En la noche de ayer aparecieron fantasmas en el escenario del Teatro Real; o mejor, espectros, salidos de la batuta de Gustavo Dudamel e instalados entre los miembros de la Filarmónica de Viena, que nos condujeron entre los sueños narcóticos de un joven romántico francés y la insondable angustia del que fue director del conjunto vienés.
Se trató de espectros sinfónicos en un programa que se puede leer como una profunda reflexión sobre la forma sinfónica y sobre su patriarca, Beethoven, que tanta inquietud provocaba en los autores presentados en programa. Por un lado, el Adagio de la Décima sinfonía de Gustav Mahler y, por el otro, la Sinfonía fantástica, Op.14 de Hector Berlioz. Obras casi inconciliables y al mismo tiempo inseparables.

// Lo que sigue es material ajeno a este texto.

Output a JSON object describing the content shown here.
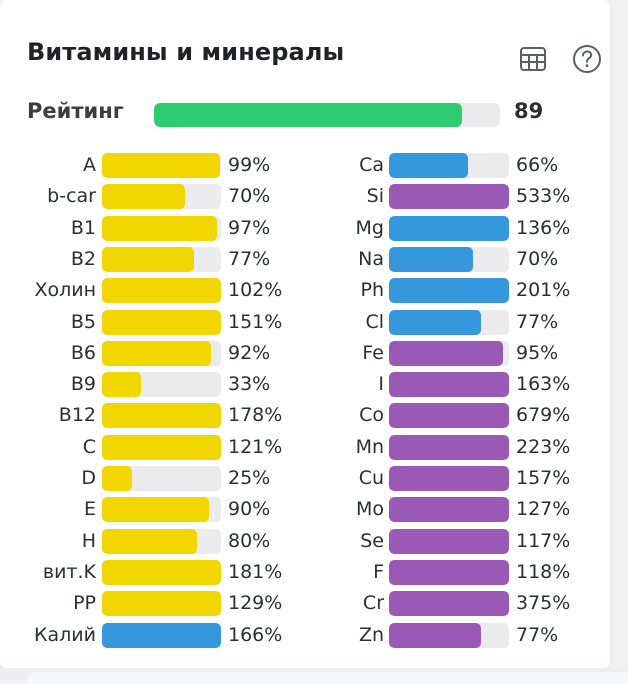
{
  "header": {
    "title": "Витамины и минералы",
    "table_icon": "table-icon",
    "help_icon": "help-circle-icon"
  },
  "rating": {
    "label": "Рейтинг",
    "value": "89",
    "fill_fraction": 0.89,
    "color": "#2ecc71"
  },
  "colors": {
    "vitamin": "#f1d600",
    "mineral_macro": "#3597dc",
    "mineral_micro": "#9b59b6",
    "track": "#ebebed"
  },
  "vitamins": [
    {
      "name": "A",
      "pct": "99%",
      "value": 99,
      "color": "#f1d600"
    },
    {
      "name": "b-car",
      "pct": "70%",
      "value": 70,
      "color": "#f1d600"
    },
    {
      "name": "B1",
      "pct": "97%",
      "value": 97,
      "color": "#f1d600"
    },
    {
      "name": "B2",
      "pct": "77%",
      "value": 77,
      "color": "#f1d600"
    },
    {
      "name": "Холин",
      "pct": "102%",
      "value": 102,
      "color": "#f1d600"
    },
    {
      "name": "B5",
      "pct": "151%",
      "value": 151,
      "color": "#f1d600"
    },
    {
      "name": "B6",
      "pct": "92%",
      "value": 92,
      "color": "#f1d600"
    },
    {
      "name": "B9",
      "pct": "33%",
      "value": 33,
      "color": "#f1d600"
    },
    {
      "name": "B12",
      "pct": "178%",
      "value": 178,
      "color": "#f1d600"
    },
    {
      "name": "C",
      "pct": "121%",
      "value": 121,
      "color": "#f1d600"
    },
    {
      "name": "D",
      "pct": "25%",
      "value": 25,
      "color": "#f1d600"
    },
    {
      "name": "E",
      "pct": "90%",
      "value": 90,
      "color": "#f1d600"
    },
    {
      "name": "H",
      "pct": "80%",
      "value": 80,
      "color": "#f1d600"
    },
    {
      "name": "вит.K",
      "pct": "181%",
      "value": 181,
      "color": "#f1d600"
    },
    {
      "name": "PP",
      "pct": "129%",
      "value": 129,
      "color": "#f1d600"
    },
    {
      "name": "Калий",
      "pct": "166%",
      "value": 166,
      "color": "#3597dc"
    }
  ],
  "minerals": [
    {
      "name": "Ca",
      "pct": "66%",
      "value": 66,
      "color": "#3597dc"
    },
    {
      "name": "Si",
      "pct": "533%",
      "value": 533,
      "color": "#9b59b6"
    },
    {
      "name": "Mg",
      "pct": "136%",
      "value": 136,
      "color": "#3597dc"
    },
    {
      "name": "Na",
      "pct": "70%",
      "value": 70,
      "color": "#3597dc"
    },
    {
      "name": "Ph",
      "pct": "201%",
      "value": 201,
      "color": "#3597dc"
    },
    {
      "name": "Cl",
      "pct": "77%",
      "value": 77,
      "color": "#3597dc"
    },
    {
      "name": "Fe",
      "pct": "95%",
      "value": 95,
      "color": "#9b59b6"
    },
    {
      "name": "I",
      "pct": "163%",
      "value": 163,
      "color": "#9b59b6"
    },
    {
      "name": "Co",
      "pct": "679%",
      "value": 679,
      "color": "#9b59b6"
    },
    {
      "name": "Mn",
      "pct": "223%",
      "value": 223,
      "color": "#9b59b6"
    },
    {
      "name": "Cu",
      "pct": "157%",
      "value": 157,
      "color": "#9b59b6"
    },
    {
      "name": "Mo",
      "pct": "127%",
      "value": 127,
      "color": "#9b59b6"
    },
    {
      "name": "Se",
      "pct": "117%",
      "value": 117,
      "color": "#9b59b6"
    },
    {
      "name": "F",
      "pct": "118%",
      "value": 118,
      "color": "#9b59b6"
    },
    {
      "name": "Cr",
      "pct": "375%",
      "value": 375,
      "color": "#9b59b6"
    },
    {
      "name": "Zn",
      "pct": "77%",
      "value": 77,
      "color": "#9b59b6"
    }
  ]
}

La obra de Mahler, que Dudamel nos presenta justamente en la versión del Adagio (la única parte realmente acabada por el compositor), se abre sobre las notas de la viola, en un tema solitario, cromático y errante, que encuentra su reposo solamente con la entrada de la sección de cuerda y, unos pocos compases más adelante, de las trompas. El sonido que nos presenta la Filarmónica de Viena es único y cargado de matices para una pieza tan compleja, tan repleta de encrucijadas musicales cuyo equilibrio es difícil de plasmar: los pasajes de lirismo postromántico en el que la orquesta nos envuelve con un sonido denso y cálido se alternan con las evoluciones extremas de motivos cada vez más simples y entrecortados, desencarnados hasta ser ejecutados por un solo instrumento. Dudamel dirige con austeridad y atención, midiendo la tensión sonora que se está acumulando, sin desperdiciar ni una sola nota para crear ese efecto de inevitabilidad y tragedia que marca el texto de Mahler. La explosión llega en ese acorde casi al límite de la atonalidad en el que la orquesta irrumpe como diciendo “¡ya no hay más!”, la sinfonía se termina aquí, y no solamente esta Sinfonía, sino el mismo legado de una forma musical que ocupaba el trono del imaginario colectivo de los compositores y del público durante décadas. Después de la catástrofe, cabe solamente retroceder al tema principal, a un proceder mesto y sumiso, en el que los timbres de las partes de la orquesta se reconocen uno por uno, realizando su último saludo antes de apagarse. Todo esto está en la Sinfonía de Mahler y bien se reflejó en la interpretación de anoche, en la que destacaron el sonido característico de la Filarmónica con su capacidad de conjugar la potencia del conjunto con el refinamiento de las partes singulares.